Un regard dans sa direction, puis il fait mine de continuer sa route. Ce n’est peut-être pas lui qu’il doit retrouver. Est-il en avance ?
Il frissonne en sentant une main se poser sur son épaule. L’ombre a bougé. Sous la capuche, l’adolescent ne distingue pas les traits du visage dissimulé dans l’ombre. Seuls deux yeux noirs le brûlent en se posant sur lui. Ce qui le frappe également est l’extrême maigreur du jeune homme. Sans un mot, il le toise et l’inspecte longuement avant de briser le silence.
— Alors c’est toi qui vas me fournir ?
Mathis croit distinguer une nuance de déception dans la voix du géant maigre qui lui fait face. En guise de réponse, il hausse les épaules.

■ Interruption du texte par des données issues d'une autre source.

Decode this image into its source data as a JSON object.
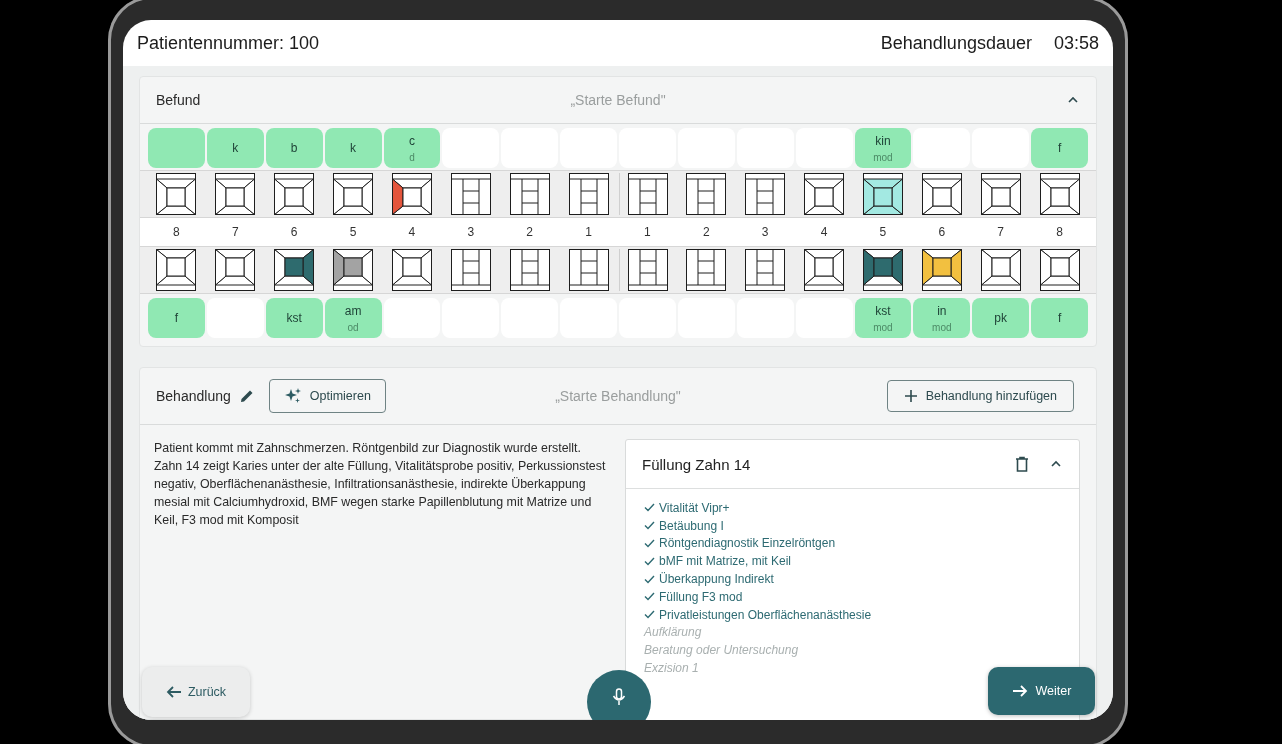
{
  "header": {
    "patient": "Patientennummer: 100",
    "duration_label": "Behandlungsdauer",
    "duration": "03:58"
  },
  "befund": {
    "title": "Befund",
    "prompt": "„Starte Befund\"",
    "numbers": [
      "8",
      "7",
      "6",
      "5",
      "4",
      "3",
      "2",
      "1",
      "1",
      "2",
      "3",
      "4",
      "5",
      "6",
      "7",
      "8"
    ],
    "upper": [
      {
        "kind": "molar",
        "label": {
          "marked": true
        }
      },
      {
        "kind": "molar",
        "label": {
          "marked": true,
          "text": "k"
        }
      },
      {
        "kind": "molar",
        "label": {
          "marked": true,
          "text": "b"
        }
      },
      {
        "kind": "molar",
        "label": {
          "marked": true,
          "text": "k"
        }
      },
      {
        "kind": "molar",
        "label": {
          "marked": true,
          "text": "c",
          "sub": "d"
        },
        "surfaces": [
          {
            "kind": "left",
            "color": "#e4553c"
          }
        ]
      },
      {
        "kind": "incisor",
        "label": {
          "marked": false
        }
      },
      {
        "kind": "incisor",
        "label": {
          "marked": false
        }
      },
      {
        "kind": "incisor",
        "label": {
          "marked": false
        }
      },
      {
        "kind": "incisor",
        "label": {
          "marked": false
        }
      },
      {
        "kind": "incisor",
        "label": {
          "marked": false
        }
      },
      {
        "kind": "incisor",
        "label": {
          "marked": false
        }
      },
      {
        "kind": "molar",
        "label": {
          "marked": false
        }
      },
      {
        "kind": "molar",
        "label": {
          "marked": true,
          "text": "kin",
          "sub": "mod"
        },
        "surfaces": [
          {
            "kind": "center",
            "color": "#a3e9e2"
          },
          {
            "kind": "left",
            "color": "#a3e9e2"
          },
          {
            "kind": "right",
            "color": "#a3e9e2"
          },
          {
            "kind": "top",
            "color": "#a3e9e2"
          },
          {
            "kind": "bottom",
            "color": "#a3e9e2"
          }
        ]
      },
      {
        "kind": "molar",
        "label": {
          "marked": false
        }
      },
      {
        "kind": "molar",
        "label": {
          "marked": false
        }
      },
      {
        "kind": "molar",
        "label": {
          "marked": true,
          "text": "f"
        }
      }
    ],
    "lower": [
      {
        "kind": "molar",
        "label": {
          "marked": true,
          "text": "f"
        }
      },
      {
        "kind": "molar",
        "label": {
          "marked": false
        }
      },
      {
        "kind": "molar",
        "label": {
          "marked": true,
          "text": "kst"
        },
        "surfaces": [
          {
            "kind": "center",
            "color": "#2e6b6e"
          },
          {
            "kind": "right",
            "color": "#2e6b6e"
          }
        ]
      },
      {
        "kind": "molar",
        "label": {
          "marked": true,
          "text": "am",
          "sub": "od"
        },
        "surfaces": [
          {
            "kind": "center",
            "color": "#a3a3a3"
          },
          {
            "kind": "left",
            "color": "#a3a3a3"
          }
        ]
      },
      {
        "kind": "molar",
        "label": {
          "marked": false
        }
      },
      {
        "kind": "incisor",
        "label": {
          "marked": false
        }
      },
      {
        "kind": "incisor",
        "label": {
          "marked": false
        }
      },
      {
        "kind": "incisor",
        "label": {
          "marked": false
        }
      },
      {
        "kind": "incisor",
        "label": {
          "marked": false
        }
      },
      {
        "kind": "incisor",
        "label": {
          "marked": false
        }
      },
      {
        "kind": "incisor",
        "label": {
          "marked": false
        }
      },
      {
        "kind": "molar",
        "label": {
          "marked": false
        }
      },
      {
        "kind": "molar",
        "label": {
          "marked": true,
          "text": "kst",
          "sub": "mod"
        },
        "surfaces": [
          {
            "kind": "center",
            "color": "#2e6b6e"
          },
          {
            "kind": "left",
            "color": "#2e6b6e"
          },
          {
            "kind": "right",
            "color": "#2e6b6e"
          }
        ]
      },
      {
        "kind": "molar",
        "label": {
          "marked": true,
          "text": "in",
          "sub": "mod"
        },
        "surfaces": [
          {
            "kind": "center",
            "color": "#f2c040"
          },
          {
            "kind": "left",
            "color": "#f2c040"
          },
          {
            "kind": "right",
            "color": "#f2c040"
          }
        ]
      },
      {
        "kind": "molar",
        "label": {
          "marked": true,
          "text": "pk"
        }
      },
      {
        "kind": "molar",
        "label": {
          "marked": true,
          "text": "f"
        }
      }
    ]
  },
  "behandlung": {
    "title": "Behandlung",
    "optimize_button": "Optimieren",
    "prompt": "„Starte Behandlung\"",
    "add_button": "Behandlung hinzufügen",
    "notes": "Patient kommt mit Zahnschmerzen. Röntgenbild zur Diagnostik wurde erstellt. Zahn 14 zeigt Karies unter der alte Füllung, Vitalitätsprobe positiv, Perkussionstest negativ, Oberflächenanästhesie, Infiltrationsanästhesie, indirekte Überkappung mesial mit Calciumhydroxid, BMF wegen starke Papillenblutung mit Matrize und Keil, F3 mod mit Komposit",
    "card": {
      "title": "Füllung Zahn 14",
      "items": [
        {
          "text": "Vitalität Vipr+",
          "done": true
        },
        {
          "text": "Betäubung I",
          "done": true
        },
        {
          "text": "Röntgendiagnostik Einzelröntgen",
          "done": true
        },
        {
          "text": "bMF mit Matrize, mit Keil",
          "done": true
        },
        {
          "text": "Überkappung Indirekt",
          "done": true
        },
        {
          "text": "Füllung F3 mod",
          "done": true
        },
        {
          "text": "Privatleistungen Oberflächenanästhesie",
          "done": true
        },
        {
          "text": "Aufklärung",
          "done": false
        },
        {
          "text": "Beratung oder Untersuchung",
          "done": false
        },
        {
          "text": "Exzision 1",
          "done": false
        }
      ]
    }
  },
  "footer": {
    "back_button": "Zurück",
    "next_button": "Weiter"
  }
}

L’homme lui prend la main pour y fourrer les billets. L’adolescent lui remet les médicaments, puis l’autre s’éloigne. La scène n’a duré qu’une poignée de secondes au maximum, mais Mathis a l’impression de sortir d’une apnée de plusieurs minutes.
Il attend d’émerger pour dégainer à nouveau son téléphone et composer le numéro de sa copine. Enfin, elle décroche.
— J’arrive, Léa. Je sors de la salle. Tout va bien ?
— Non. Viens, s’il te plaît. C’est urgent.
Elle ne lui laisse pas le temps de répondre avant de mettre fin à la conversation. Cela ne lui ressemble pas. Il se précipite vers son vélo, ne s’assied même pas sur la selle et donne de grands coups sur les pédales pour obtenir le plus d’accélération possible.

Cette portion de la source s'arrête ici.